Using Nvidia's Profiler

Nvidia is developing many tools for better performance diagnosis. The old one is nvvp visual profiler, and new ones are Nsight Compute and Nsight System. The tools are also bundled with CUDA. To debug a program, simply run:

sudo -E env PATH=$PATH LD_LIBRARY_PATH=$LD_LIBRARY_PATH /usr/local/cuda-11.6/bin/nsight-sys

Note that this has to run as root. Older versions earlier than 2020.5 does not profile memory. In my experience, it's hard to debug using this tool. For memory issue the best way is still memlab. Memlab is accurate -- it just ignores some cuda context overhead (~1.6GiB on your machine and ~800MiB on 1080).

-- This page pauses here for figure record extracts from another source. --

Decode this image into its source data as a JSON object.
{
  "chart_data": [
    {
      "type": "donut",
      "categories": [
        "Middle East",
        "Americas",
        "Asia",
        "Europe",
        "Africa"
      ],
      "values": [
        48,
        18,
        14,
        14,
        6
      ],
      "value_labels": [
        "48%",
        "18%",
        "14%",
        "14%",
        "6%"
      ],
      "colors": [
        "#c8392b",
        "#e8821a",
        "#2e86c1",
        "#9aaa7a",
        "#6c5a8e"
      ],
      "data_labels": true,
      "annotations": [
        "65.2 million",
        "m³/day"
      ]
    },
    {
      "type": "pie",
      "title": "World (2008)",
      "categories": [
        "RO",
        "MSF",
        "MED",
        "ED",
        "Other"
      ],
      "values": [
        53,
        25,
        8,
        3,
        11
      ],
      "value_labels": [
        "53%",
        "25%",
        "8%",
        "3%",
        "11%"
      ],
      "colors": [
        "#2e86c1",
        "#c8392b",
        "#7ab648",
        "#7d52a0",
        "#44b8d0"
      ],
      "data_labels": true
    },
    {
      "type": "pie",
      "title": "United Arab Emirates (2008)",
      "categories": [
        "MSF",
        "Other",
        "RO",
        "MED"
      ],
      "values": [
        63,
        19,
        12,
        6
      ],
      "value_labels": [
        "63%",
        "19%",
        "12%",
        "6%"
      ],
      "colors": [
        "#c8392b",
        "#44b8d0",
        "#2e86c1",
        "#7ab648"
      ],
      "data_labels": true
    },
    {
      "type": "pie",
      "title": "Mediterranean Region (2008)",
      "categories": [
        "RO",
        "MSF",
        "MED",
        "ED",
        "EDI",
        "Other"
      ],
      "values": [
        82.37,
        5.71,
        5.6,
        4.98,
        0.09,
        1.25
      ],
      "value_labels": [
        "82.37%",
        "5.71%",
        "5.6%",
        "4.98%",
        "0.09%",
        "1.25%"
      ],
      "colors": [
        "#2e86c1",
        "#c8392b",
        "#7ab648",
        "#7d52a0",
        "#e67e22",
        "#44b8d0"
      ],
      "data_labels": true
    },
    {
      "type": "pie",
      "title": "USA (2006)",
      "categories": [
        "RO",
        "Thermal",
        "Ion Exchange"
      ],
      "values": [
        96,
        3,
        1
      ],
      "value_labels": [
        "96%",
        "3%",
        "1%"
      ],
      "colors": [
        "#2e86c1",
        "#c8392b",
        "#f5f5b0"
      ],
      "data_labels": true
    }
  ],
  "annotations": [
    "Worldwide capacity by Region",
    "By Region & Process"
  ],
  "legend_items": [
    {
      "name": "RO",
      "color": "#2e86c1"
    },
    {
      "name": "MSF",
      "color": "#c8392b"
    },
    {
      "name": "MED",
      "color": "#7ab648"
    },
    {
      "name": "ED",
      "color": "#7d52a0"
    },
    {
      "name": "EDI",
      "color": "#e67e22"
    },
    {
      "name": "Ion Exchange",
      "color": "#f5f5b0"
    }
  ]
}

How to use parallel training

Just add

--gpus 2

to enable DDP, or add --accelerator dp to use DP.

Remember, when using DDP, your dataloader's batch size should be self.hparams.batch_size // self.trainer.world_size, to match the original training.

Usually, pytorch tutorial will use something like mp.spawn(), which resembles --accelerator ddp_spawn and this according to PL, has many limitations. Internally, ddp in PL use subprocess.Popen instead of multiprocess, so you will observe the entire script being run again because __name__ is not set to __mp_main__ as in multiprocess.

Another hint: for multiprocess, it has two modes fork and spawn, both of which will not run __main__ again, but the latter one will re-import all packages (because it creates a fresh python interpreter instance). Pytorch cuda tensor requires spawn to work.